Лесков еще при жизни его как бы напророчил ему трагическую смерть, взяв его моделью для героического лица своего Райнера, являющегося во второй половине «Некуда» как один из пришельцев, увлеченных польским восстанием.
Это одно показывает, что он не считал и тогда Бенни способным на темную роль, а, напротив, человеком, который готов был бы пострадать за правое дело.
Как политический деятель и как публицист, Бенни явился на сорок лет раньше, чем следовало.
Целый ряд «начинающих» пришли в «Библиотеку». Некоторые и начинали именно у меня. Почти все составили себе имя, если не на чисто писательском поприще, то в других областях умственного труда и общественной деятельности.
Одним из самых молодых, явившихся ко мне с своей первой рукописью, был юморист Лейкин, впоследствии сделавшийся очень популярным беллетристом и умерший богатым человеком от экономии из своих писательских заработков.
Помню, ко мне в гостиную вошел брюнетик, франтовато одетый, в красном галстуке, тогда еще худощавый, приятной наружности и совсем еще не хромой.
Он смотрел контористом и действительно был купеческого звания и служил в какой-то иностранной экспортной конторе.
Эта служба дала ему богатый материал для изучения нравов нашего мелкого купечества.
Он и написал свои очерки «Господа апраксинцы» и принес их редактору «Библиотеки», про которого пошла молва, что он хорошо платит, а главное, дает авансы.
Про то рассказывал сам Лейкин незадолго до смерти в своих воспоминаниях.
Я сейчас же, не отдавая рукописи Эдельсону, распознал живую наблюдательность и бойкий жаргонный язык начинающего гостинодворца и стал печатать его «Апраксинцев» в первых же книжках, вышедших под моей редакцией.
С тех пор Лейкин, сколько помню, долго не приносил нам ничего.

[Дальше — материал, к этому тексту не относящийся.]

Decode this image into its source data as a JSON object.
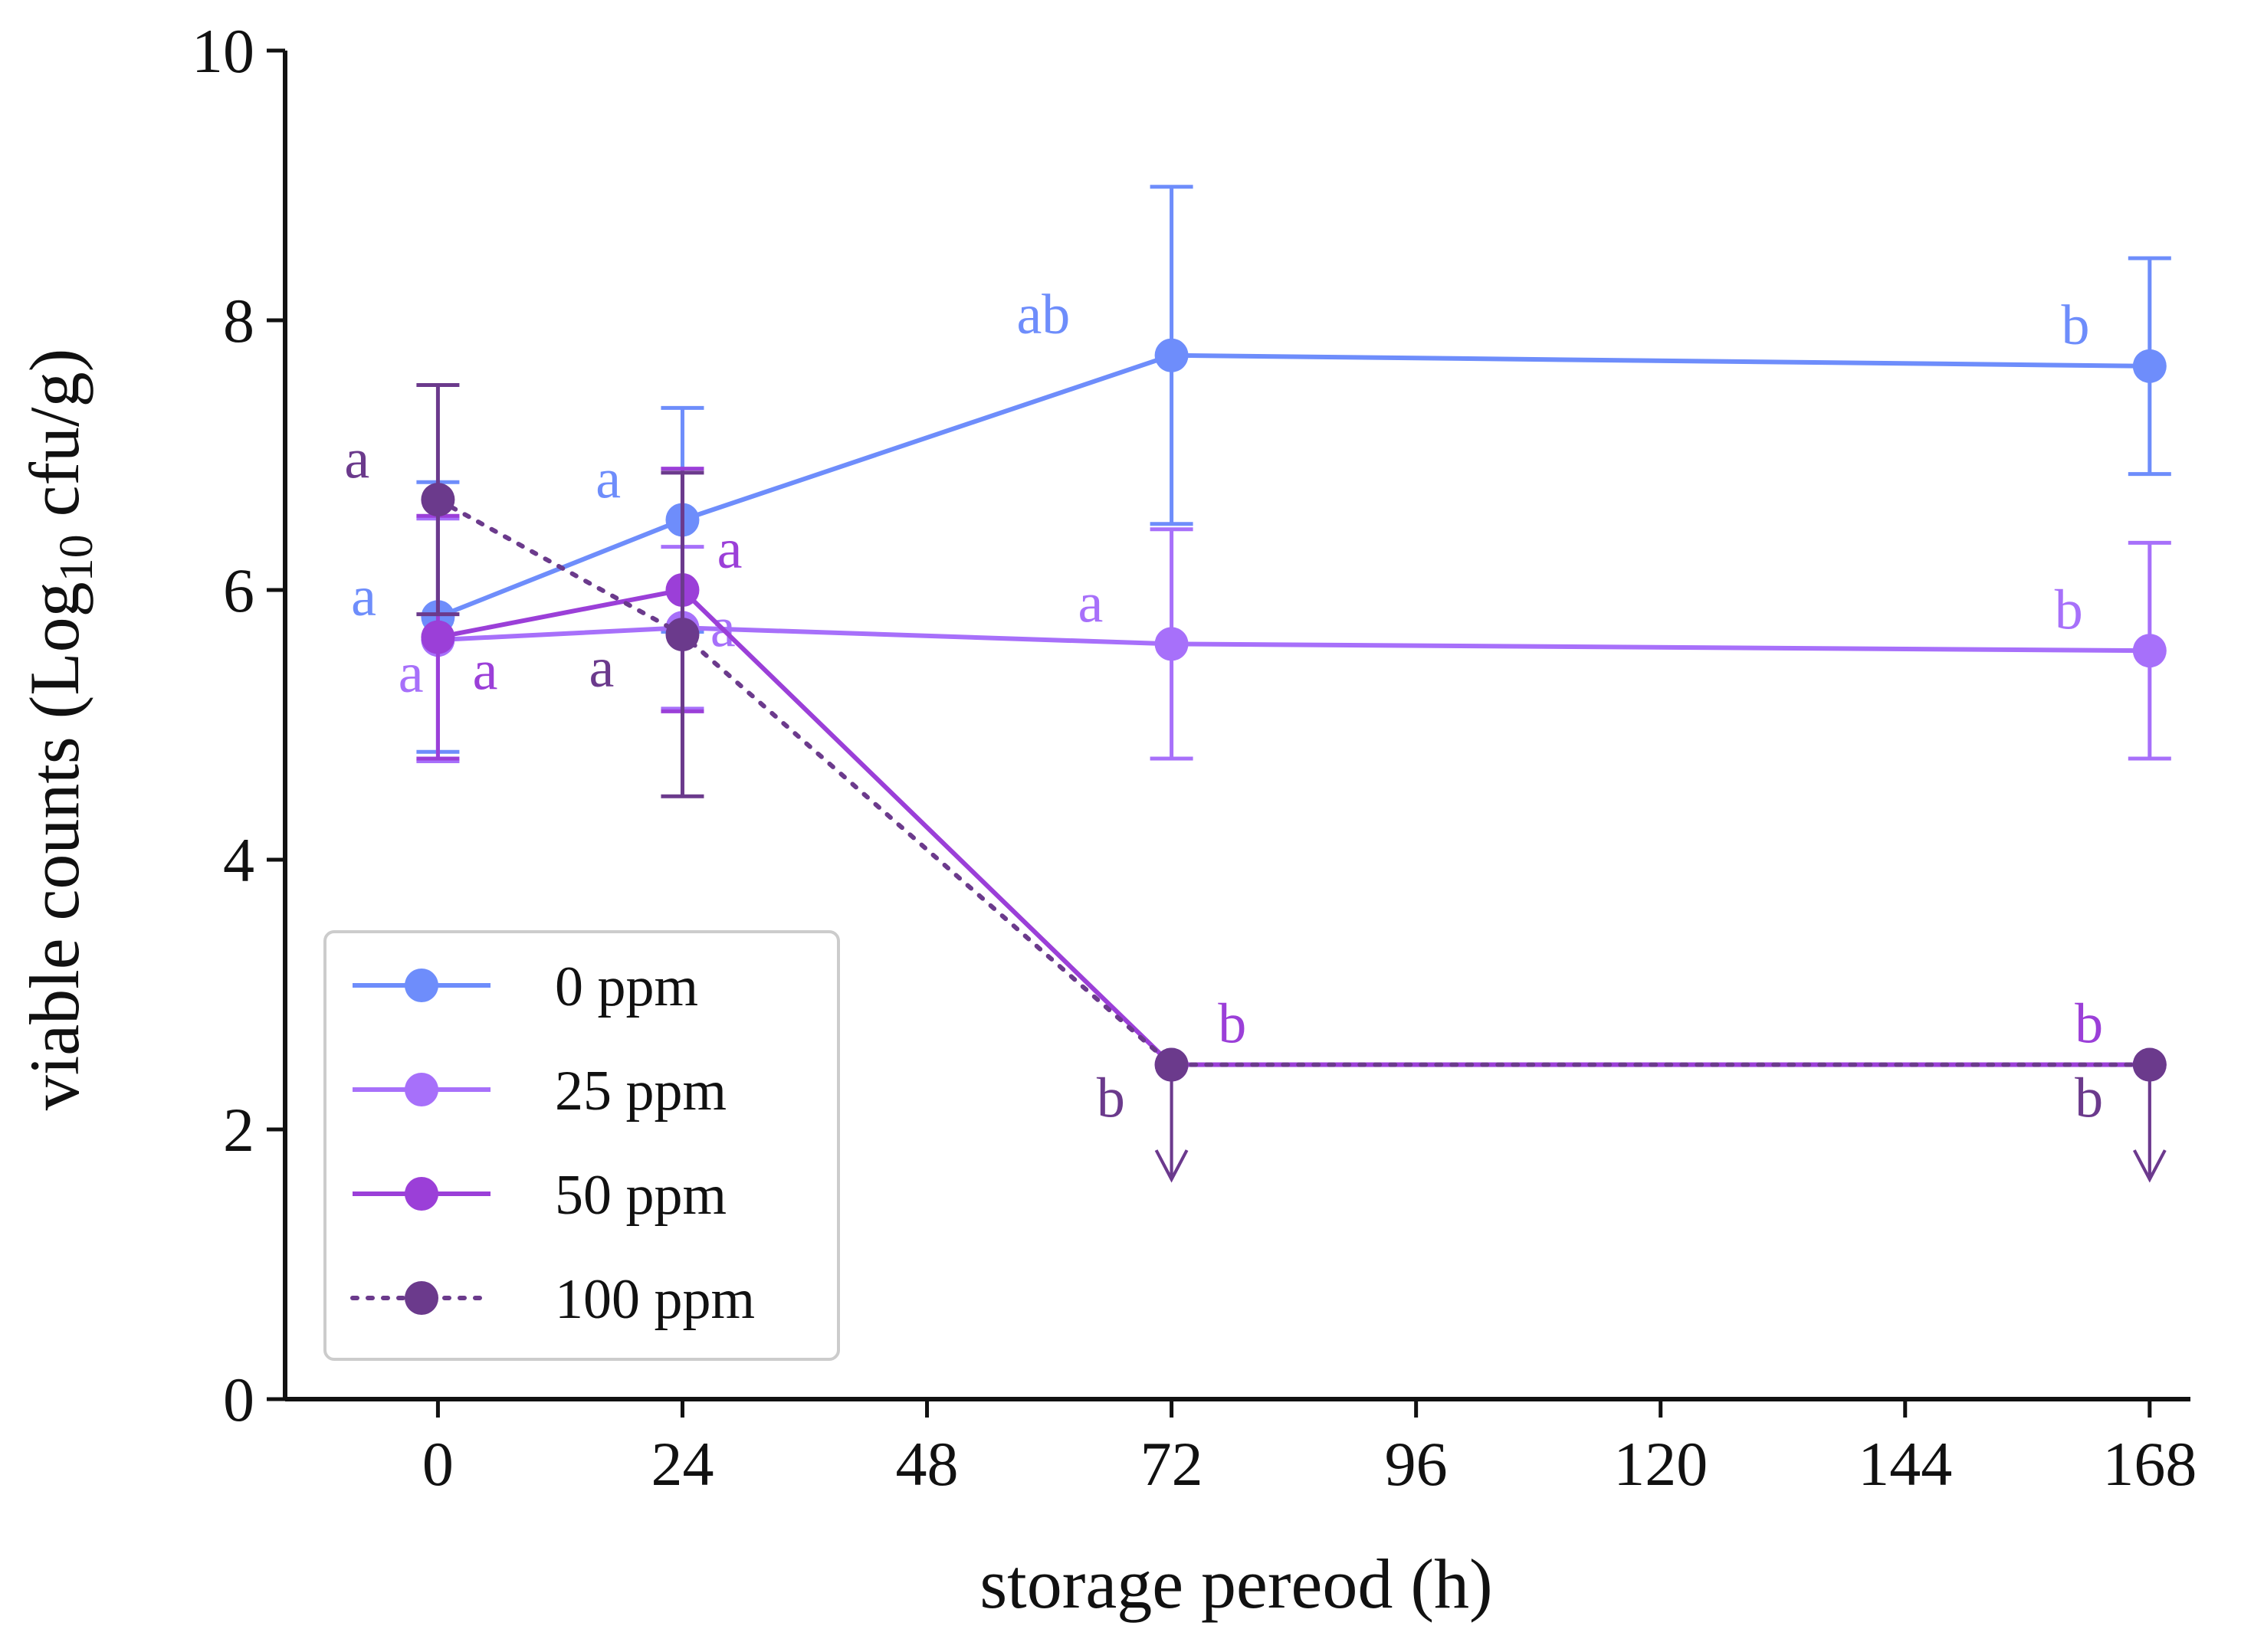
{
  "chart_data": {
    "type": "line",
    "title": "",
    "xlabel": "storage pereod (h)",
    "ylabel": "viable counts (Log10 cfu/g)",
    "ylabel_parts": {
      "before": "viable counts (Log",
      "subscript": "10",
      "after": " cfu/g)"
    },
    "xlim": [
      -15,
      172
    ],
    "ylim": [
      0,
      10
    ],
    "x_ticks": [
      0,
      24,
      48,
      72,
      96,
      120,
      144,
      168
    ],
    "y_ticks": [
      0,
      2,
      4,
      6,
      8,
      10
    ],
    "grid": false,
    "legend_position": "lower-left",
    "series": [
      {
        "name": "0 ppm",
        "color": "#6e8dfb",
        "dash": false,
        "x": [
          0,
          24,
          72,
          168
        ],
        "y": [
          5.8,
          6.52,
          7.74,
          7.66
        ],
        "err": [
          1.0,
          0.83,
          1.25,
          0.8
        ],
        "labels": [
          "a",
          "a",
          "ab",
          "b"
        ],
        "label_offsets": [
          [
            -0.55,
            0.15
          ],
          [
            -0.55,
            0.3
          ],
          [
            -0.95,
            0.3
          ],
          [
            -0.55,
            0.3
          ]
        ],
        "censored": [
          false,
          false,
          false,
          false
        ]
      },
      {
        "name": "25 ppm",
        "color": "#a770fa",
        "dash": false,
        "x": [
          0,
          24,
          72,
          168
        ],
        "y": [
          5.63,
          5.72,
          5.6,
          5.55
        ],
        "err": [
          0.9,
          0.6,
          0.85,
          0.8
        ],
        "labels": [
          "a",
          "a",
          "a",
          "b"
        ],
        "label_offsets": [
          [
            -0.2,
            -0.25
          ],
          [
            0.3,
            0.0
          ],
          [
            -0.6,
            0.3
          ],
          [
            -0.6,
            0.3
          ]
        ],
        "censored": [
          false,
          false,
          false,
          false
        ]
      },
      {
        "name": "50 ppm",
        "color": "#9b3fd8",
        "dash": false,
        "x": [
          0,
          24,
          72,
          168
        ],
        "y": [
          5.65,
          6.0,
          2.48,
          2.48
        ],
        "err": [
          0.9,
          0.9,
          0.0,
          0.0
        ],
        "labels": [
          "a",
          "a",
          "b",
          "b"
        ],
        "label_offsets": [
          [
            0.35,
            -0.25
          ],
          [
            0.35,
            0.3
          ],
          [
            0.45,
            0.3
          ],
          [
            -0.45,
            0.3
          ]
        ],
        "censored": [
          false,
          false,
          true,
          true
        ]
      },
      {
        "name": "100 ppm",
        "color": "#6b3a8c",
        "dash": true,
        "x": [
          0,
          24,
          72,
          168
        ],
        "y": [
          6.67,
          5.67,
          2.48,
          2.48
        ],
        "err": [
          0.85,
          1.2,
          0.0,
          0.0
        ],
        "labels": [
          "a",
          "a",
          "b",
          "b"
        ],
        "label_offsets": [
          [
            -0.6,
            0.3
          ],
          [
            -0.6,
            -0.25
          ],
          [
            -0.45,
            -0.25
          ],
          [
            -0.45,
            -0.25
          ]
        ],
        "censored": [
          false,
          false,
          true,
          true
        ]
      }
    ]
  }
}
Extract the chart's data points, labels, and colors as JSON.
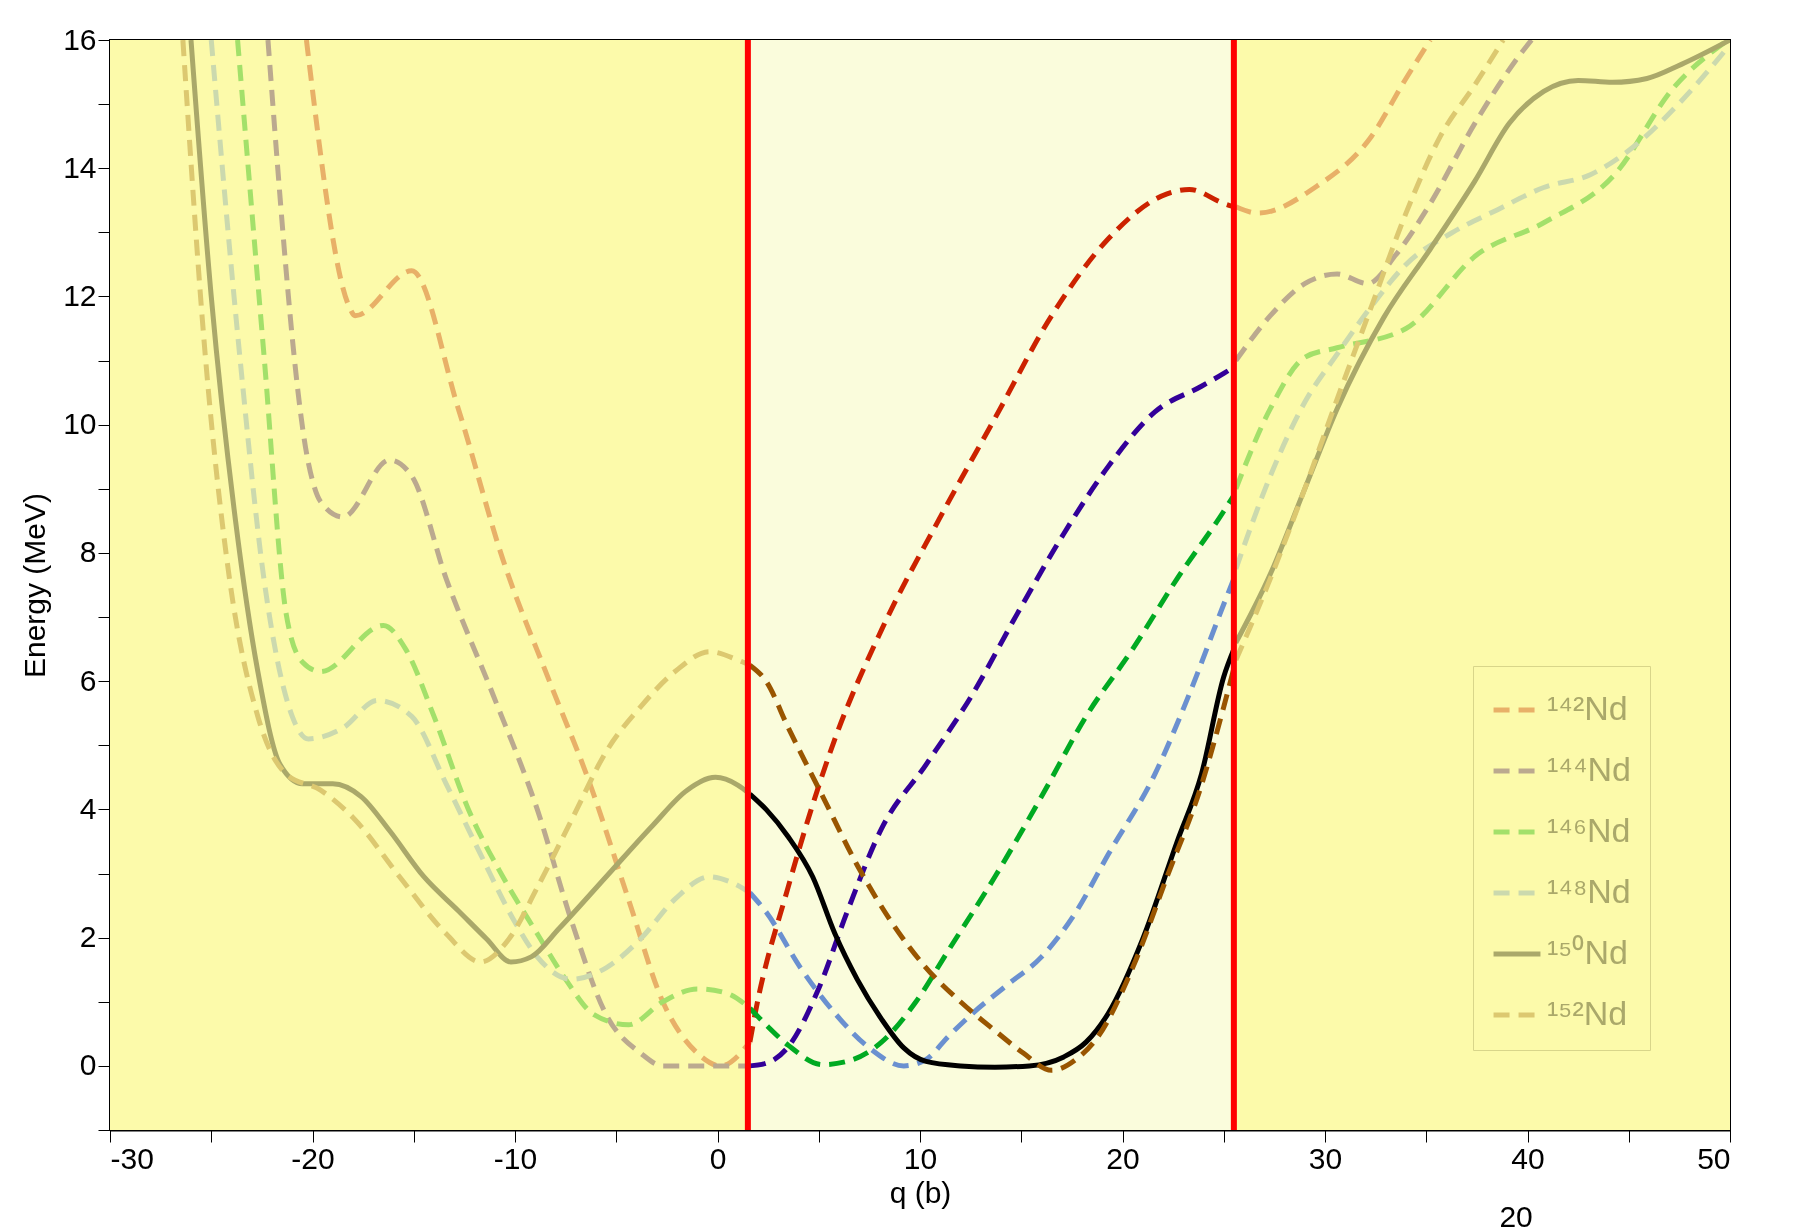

Но эта первая его вещь, напечатанная в большом журнале, дала ему сразу ход, и он превратился в присяжного юмориста из купеческого быта в органах мелкой прессы, которая тогда только начала складываться в то, чем она стала позднее.
И Лейкин умер первым сюжетом увеселительной газетной беллетристики, сумевшим свою купеческую смекалку пустить в оборот с чрезвычайной плодовитостью и доходностью. Про него можно было сказать не только: «nulla dies sine linea» (ни дня без строчки), но и «ни одного дня без целого нового рассказа».
Встретился я с ним уже много лет спустя, когда он потолстел и стал хромать, был уже любимцем Гостиного двора, офицеров и чиновников, писал кроме очерков и рассказов и бытовые пьески, сделал себе и репутацию вивёра, любящего кутнуть, способного произвести скандалец где-нибудь у немцев, в Шустер-клубе.
Но он «рассудку» не терял, нажил себе доходный дом и дачу, где пристрастился к разведению редких пород кур, которые и посылал на выставки.
Всего раз привелось мне, уже в конце XIX века, быть у него в его собственном доме и видеть его обстановку.
Это было по поводу нашего совместного участия в ревизионной комиссии одного писательского общества.
Он и дома, в обширном кабинете, забавлял себя всякими юмористическими выдумками.
У него были целых четыре моськи. Он приучил их лежать у четырех ножек стола и, указывая мне на них, говорил:
— Прозвал я их, Петр Дмитриевич, «поюще, вопиюще, взывающе и глаголюще».
Так и прожил свой удачный писательский век благообразный конторист в красном галстуке, явившийся ко мне с «Апраксинцами», которых он потом столько лет всячески забавлял.